Dem Gemeinderat ist nicht bekannt, woher die SVP ihre Zahlen bezieht. Er orientiert sich jedenfalls an den offiziellen Zählungen der Verkehrsbetriebe. Danach wird jeder Kurs von durchschnittlich 12 Personen genutzt, selbstverständlich nicht auf der gesamten Länge, sondern abschnittsweise. Das Minimalziel von 2'000 Einsteigerinnen und Einsteigern pro Tag, das notwendig ist, um den Seebus in das ordentlich Angebot zu übernehmen, ist damit bereits erreicht. Der Kanton wäre bereit gewesen, den Busbetrieb ab Dezember 2011 über den kantonalen Pool zu finanzieren. Für Goldach hätten sich dadurch leicht höhere Kosten ergeben als bei einer Verlängerung des Versuchsbetriebes. Diese hätten aber als gebundene Ausgaben ohne Mitspracherecht der Bevölkerung gegolten. Die Räte der drei Gemeinden haben deshalb beschlossen, die Kredite an den Bürgerversammlungen einzuholen.

Zuständigkeit verbindlich geregelt

Ob ein Geschäft an der Urne oder an der Bürgerversammlung entschieden wird, ergibt sich verbindlich aus der Gemeindeordnung. Für Finanzgeschäfte bis Fr. 750'000.- ist die Bürgerversammlung zuständig. Auch Grundsatzabstimmungen sind - mit Ausnahme von Grundsatzabstimmungen über Gemeindefusionen - der Bürgerversammlung vorzulegen. Dieser steht es frei, ein Geschäft an die Urne zu verweisen. Es ist rechtlich aber nicht zulässig, dass der Gemeinderat von sich aus bestimmt, über welche Fragen er an der Urne oder an der Bürgerversammlung abstimmen lassen will.

Im Übrigen wäre es auch terminlich nicht möglich, am 13. Februar 2011 eine Urnenabstimmung über den Seebus durchzuführen. Bereits am 23. Dezember 2010, also an jenem Tag, an dem die SVP ihre Forderung publizierte, hätten die Abstimmungsunterlagen spätestens zur Verpackung und zum Versand dem Verwaltungsrechenzentrum abgeliefert werden müssen.

Gelebte Demokratie

Die SVP wird nicht müde, die Bürgerversammlung als undemokratisches Instrument zu verteufeln. An der Bürgerversammlung - und die letzten Jahre zeigten das sehr deutlich - kann debattiert, abgewogen und abgestimmt werden. Regelmässig nehmen einige Hundert Bürgerinnen und Bürger teil, die sich für das politische Geschehen in der Gemeinde interessieren und sich diesen Abend reservieren.

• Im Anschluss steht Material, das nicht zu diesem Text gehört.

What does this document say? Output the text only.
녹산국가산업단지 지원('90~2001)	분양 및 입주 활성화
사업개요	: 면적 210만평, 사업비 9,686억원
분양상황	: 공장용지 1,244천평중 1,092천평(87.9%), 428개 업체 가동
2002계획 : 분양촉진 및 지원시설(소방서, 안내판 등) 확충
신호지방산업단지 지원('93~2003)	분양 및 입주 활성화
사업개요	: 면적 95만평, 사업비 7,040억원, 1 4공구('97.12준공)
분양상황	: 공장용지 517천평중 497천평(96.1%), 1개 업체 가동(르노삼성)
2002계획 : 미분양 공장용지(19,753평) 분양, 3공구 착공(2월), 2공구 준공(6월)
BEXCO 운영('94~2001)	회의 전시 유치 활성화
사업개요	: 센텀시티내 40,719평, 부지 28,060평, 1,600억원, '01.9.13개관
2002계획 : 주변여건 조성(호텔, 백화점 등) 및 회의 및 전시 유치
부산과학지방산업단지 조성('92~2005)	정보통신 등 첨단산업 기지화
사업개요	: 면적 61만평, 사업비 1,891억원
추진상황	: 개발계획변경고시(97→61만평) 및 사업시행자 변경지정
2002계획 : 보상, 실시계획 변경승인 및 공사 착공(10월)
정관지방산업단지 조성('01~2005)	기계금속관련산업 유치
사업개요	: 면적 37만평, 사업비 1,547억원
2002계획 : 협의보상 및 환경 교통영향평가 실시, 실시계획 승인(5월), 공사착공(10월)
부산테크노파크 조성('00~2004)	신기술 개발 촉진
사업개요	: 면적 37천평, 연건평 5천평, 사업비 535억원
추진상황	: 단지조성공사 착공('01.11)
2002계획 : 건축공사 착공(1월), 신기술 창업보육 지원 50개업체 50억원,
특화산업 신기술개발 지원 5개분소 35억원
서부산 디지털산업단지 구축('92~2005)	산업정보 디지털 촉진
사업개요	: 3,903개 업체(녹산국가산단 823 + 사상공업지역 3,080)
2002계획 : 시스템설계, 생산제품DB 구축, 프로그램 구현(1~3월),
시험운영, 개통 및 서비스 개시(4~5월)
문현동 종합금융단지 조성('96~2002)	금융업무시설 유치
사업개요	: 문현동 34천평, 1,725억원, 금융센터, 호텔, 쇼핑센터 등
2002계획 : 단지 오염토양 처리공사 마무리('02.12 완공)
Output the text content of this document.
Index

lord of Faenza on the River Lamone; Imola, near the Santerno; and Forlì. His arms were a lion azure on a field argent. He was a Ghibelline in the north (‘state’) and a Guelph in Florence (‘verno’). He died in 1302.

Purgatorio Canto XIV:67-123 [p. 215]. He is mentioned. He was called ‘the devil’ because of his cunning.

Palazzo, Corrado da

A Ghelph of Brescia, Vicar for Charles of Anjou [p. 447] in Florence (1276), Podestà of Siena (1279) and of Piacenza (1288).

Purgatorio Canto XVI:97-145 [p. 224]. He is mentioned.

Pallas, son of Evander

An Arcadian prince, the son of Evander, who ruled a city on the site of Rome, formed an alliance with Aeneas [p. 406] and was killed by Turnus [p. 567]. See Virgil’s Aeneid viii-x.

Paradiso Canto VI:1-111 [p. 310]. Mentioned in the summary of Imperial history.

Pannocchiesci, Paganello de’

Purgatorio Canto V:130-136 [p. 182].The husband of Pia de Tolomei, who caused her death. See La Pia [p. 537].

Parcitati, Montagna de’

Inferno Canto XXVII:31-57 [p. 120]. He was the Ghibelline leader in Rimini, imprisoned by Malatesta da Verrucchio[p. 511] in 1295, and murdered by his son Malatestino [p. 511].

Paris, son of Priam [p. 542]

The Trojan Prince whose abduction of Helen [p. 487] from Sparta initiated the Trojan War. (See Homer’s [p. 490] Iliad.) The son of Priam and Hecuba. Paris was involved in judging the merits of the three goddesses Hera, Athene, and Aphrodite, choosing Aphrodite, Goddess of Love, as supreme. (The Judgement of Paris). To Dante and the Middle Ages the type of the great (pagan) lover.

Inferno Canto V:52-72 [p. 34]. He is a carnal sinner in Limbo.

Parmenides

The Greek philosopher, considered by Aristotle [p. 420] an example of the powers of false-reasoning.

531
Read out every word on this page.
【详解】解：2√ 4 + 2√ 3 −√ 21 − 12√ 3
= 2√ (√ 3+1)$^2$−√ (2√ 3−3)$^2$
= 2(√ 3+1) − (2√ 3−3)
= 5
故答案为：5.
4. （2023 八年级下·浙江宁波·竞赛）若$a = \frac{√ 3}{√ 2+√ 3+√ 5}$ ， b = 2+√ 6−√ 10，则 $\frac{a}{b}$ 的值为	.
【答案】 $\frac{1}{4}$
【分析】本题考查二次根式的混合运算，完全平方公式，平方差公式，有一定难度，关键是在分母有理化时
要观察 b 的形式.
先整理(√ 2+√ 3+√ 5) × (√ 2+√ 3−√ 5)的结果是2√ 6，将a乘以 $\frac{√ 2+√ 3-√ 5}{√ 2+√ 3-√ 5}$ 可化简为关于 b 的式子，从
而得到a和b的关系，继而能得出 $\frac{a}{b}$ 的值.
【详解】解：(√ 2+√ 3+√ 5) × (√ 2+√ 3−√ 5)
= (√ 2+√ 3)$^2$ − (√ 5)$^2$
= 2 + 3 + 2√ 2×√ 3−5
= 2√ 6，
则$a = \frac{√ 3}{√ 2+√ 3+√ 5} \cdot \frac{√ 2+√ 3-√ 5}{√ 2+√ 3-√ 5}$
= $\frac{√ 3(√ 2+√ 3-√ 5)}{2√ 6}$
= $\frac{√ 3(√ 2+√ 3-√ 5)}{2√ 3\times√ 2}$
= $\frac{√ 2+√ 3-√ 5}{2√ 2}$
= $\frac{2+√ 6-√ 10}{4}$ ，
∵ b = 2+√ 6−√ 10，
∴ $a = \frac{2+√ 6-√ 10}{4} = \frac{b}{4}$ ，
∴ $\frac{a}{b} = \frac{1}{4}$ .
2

Diese als "Getreue" des Gemeinderates zu bezeichnen, ist unlauter. Im Übrigen ist die einzige Alternative zur Bürgerversammlung das Parlament.

Der Gemeinderat ist nicht gegen Urnenabstimmungen. Er hält sich einfach an die geltenden Gesetze. Er erwartet von einer Volkspartei, dass diese die demokratischen Regeln akzeptiert.

Bild Bürgerversammlung
Die Gemeindeordnung bestimmt, ob Abstimmungen an der Bürgerversammlung oder an der Urne erfolgen.